AMD’s Ryzen Threadripper Pro 5995WX processor, which was unveiled in early March, promised to deliver unrivalled performance in both single-thread and multi-thread tasks. However, no one has been able to verify AMD’s assertions until recently.
The Ryzen Threadripper Pro 5995WX is the top-of-the-line Ryzen Threadripper Pro 5000 WX processor, which features AMD’s powerful Zen 3 cores. Zen 3 has been a huge success for AMD, with considerable performance improvements in both the desktop and mobile markets. With 64 cores, 128 threads, and 256MB of L3 cache, the Ryzen Threadripper Pro 5995WX is a powerful processor. It has a base rate of 2.7 GHz and can be overclocked to 4.5 GHz. The Ryzen Threadripper Pro 5995WX also has eight DDR4-3200 memory channels and 128 PCIe 4.0 lanes.
Someone on Reddit discovered test results for AMD’s Ryzen Threadripper Pro 5995WX in the PassMark database, in which the processor obliterates everything in its path. PassMark, on the other hand, analyses pretty much every CPU capability, including integer, floating-point math, and compression, in a synthetic method.
In PassMark, the Ryzen Threadripper Pro 5995WX scored 108,822 points (yours scored 13,875). The EPYC 7763, the previous 64-core record holder, was outperformed by the chip by 23%. In terms of generation-over-generation performance, the Ryzen Threadripper Pro 5995WX outperformed the Ryzen Threadripper Pro 3995WX, which it replaces.
Intel has no processor that can compete with AMD’s Ryzen Threadripper Pro 5995WX. The 40-core Xeon Platinum 8380 is the sole Intel CPU in the PassMark database. AMD’s Ryzen Threadripper parts are no match for the 10nm processor. With a 75 per cent performance difference, the Ryzen Threadripper Pro 5995WX blew the Xeon Platinum 8380 out of the water.

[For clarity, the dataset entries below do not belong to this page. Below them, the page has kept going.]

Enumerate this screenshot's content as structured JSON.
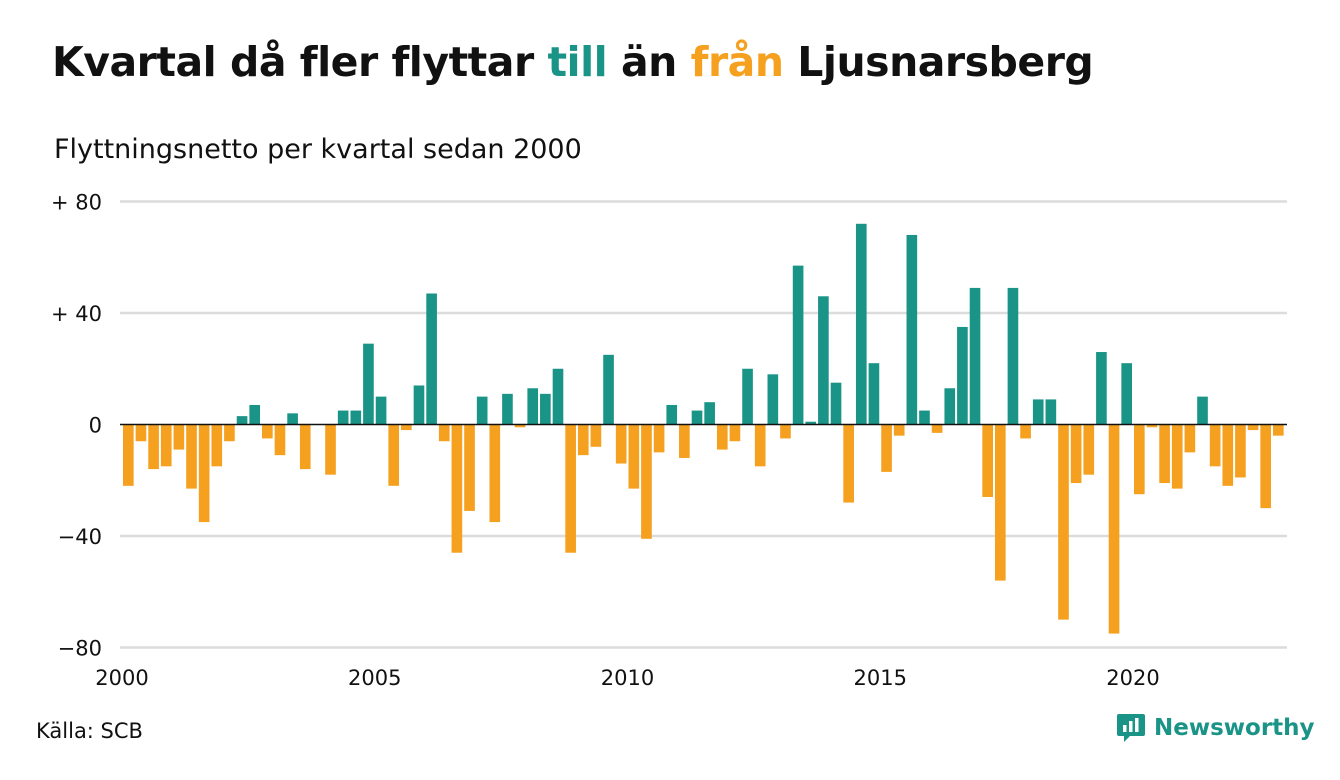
{
  "header": {
    "title_part1": "Kvartal då fler flyttar ",
    "title_pos": "till",
    "title_part2": " än ",
    "title_neg": "från",
    "title_part3": " Ljusnarsberg",
    "subtitle": "Flyttningsnetto per kvartal sedan 2000"
  },
  "footer": {
    "source": "Källa: SCB",
    "brand": "Newsworthy",
    "brand_icon": "newsworthy-logo-icon"
  },
  "colors": {
    "positive": "#1a9487",
    "negative": "#f5a01e",
    "grid": "#dcdcdc",
    "zero_line": "#111111",
    "text": "#111111"
  },
  "chart_data": {
    "type": "bar",
    "title": "Kvartal då fler flyttar till än från Ljusnarsberg",
    "subtitle": "Flyttningsnetto per kvartal sedan 2000",
    "xlabel": "",
    "ylabel": "",
    "x_start": 2000,
    "periods_per_year": 4,
    "x_ticks": [
      2000,
      2005,
      2010,
      2015,
      2020
    ],
    "x_tick_labels": [
      "2000",
      "2005",
      "2010",
      "2015",
      "2020"
    ],
    "y_ticks": [
      80,
      40,
      0,
      -40,
      -80
    ],
    "y_tick_labels": [
      "+ 80",
      "+ 40",
      "0",
      "−40",
      "−80"
    ],
    "ylim": [
      -80,
      80
    ],
    "grid": true,
    "values": [
      -22,
      -6,
      -16,
      -15,
      -9,
      -23,
      -35,
      -15,
      -6,
      3,
      7,
      -5,
      -11,
      4,
      -16,
      0,
      -18,
      5,
      5,
      29,
      10,
      -22,
      -2,
      14,
      47,
      -6,
      -46,
      -31,
      10,
      -35,
      11,
      -1,
      13,
      11,
      20,
      -46,
      -11,
      -8,
      25,
      -14,
      -23,
      -41,
      -10,
      7,
      -12,
      5,
      8,
      -9,
      -6,
      20,
      -15,
      18,
      -5,
      57,
      1,
      46,
      15,
      -28,
      72,
      22,
      -17,
      -4,
      68,
      5,
      -3,
      13,
      35,
      49,
      -26,
      -56,
      49,
      -5,
      9,
      9,
      -70,
      -21,
      -18,
      26,
      -75,
      22,
      -25,
      -1,
      -21,
      -23,
      -10,
      10,
      -15,
      -22,
      -19,
      -2,
      -30,
      -4
    ]
  }
}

Being the fastest processor in a single benchmark may not be impressive in the long run. Even then, winning such competitions makes sense when you play in a workstation league where every core and money counts. As a result, AMD’s Ryzen Threadripper Pro 5000 WX-series processors are a great option for customers who don’t want to spend a fortune on AMD’s more expensive EPYC 7003-series (Milan) server chips.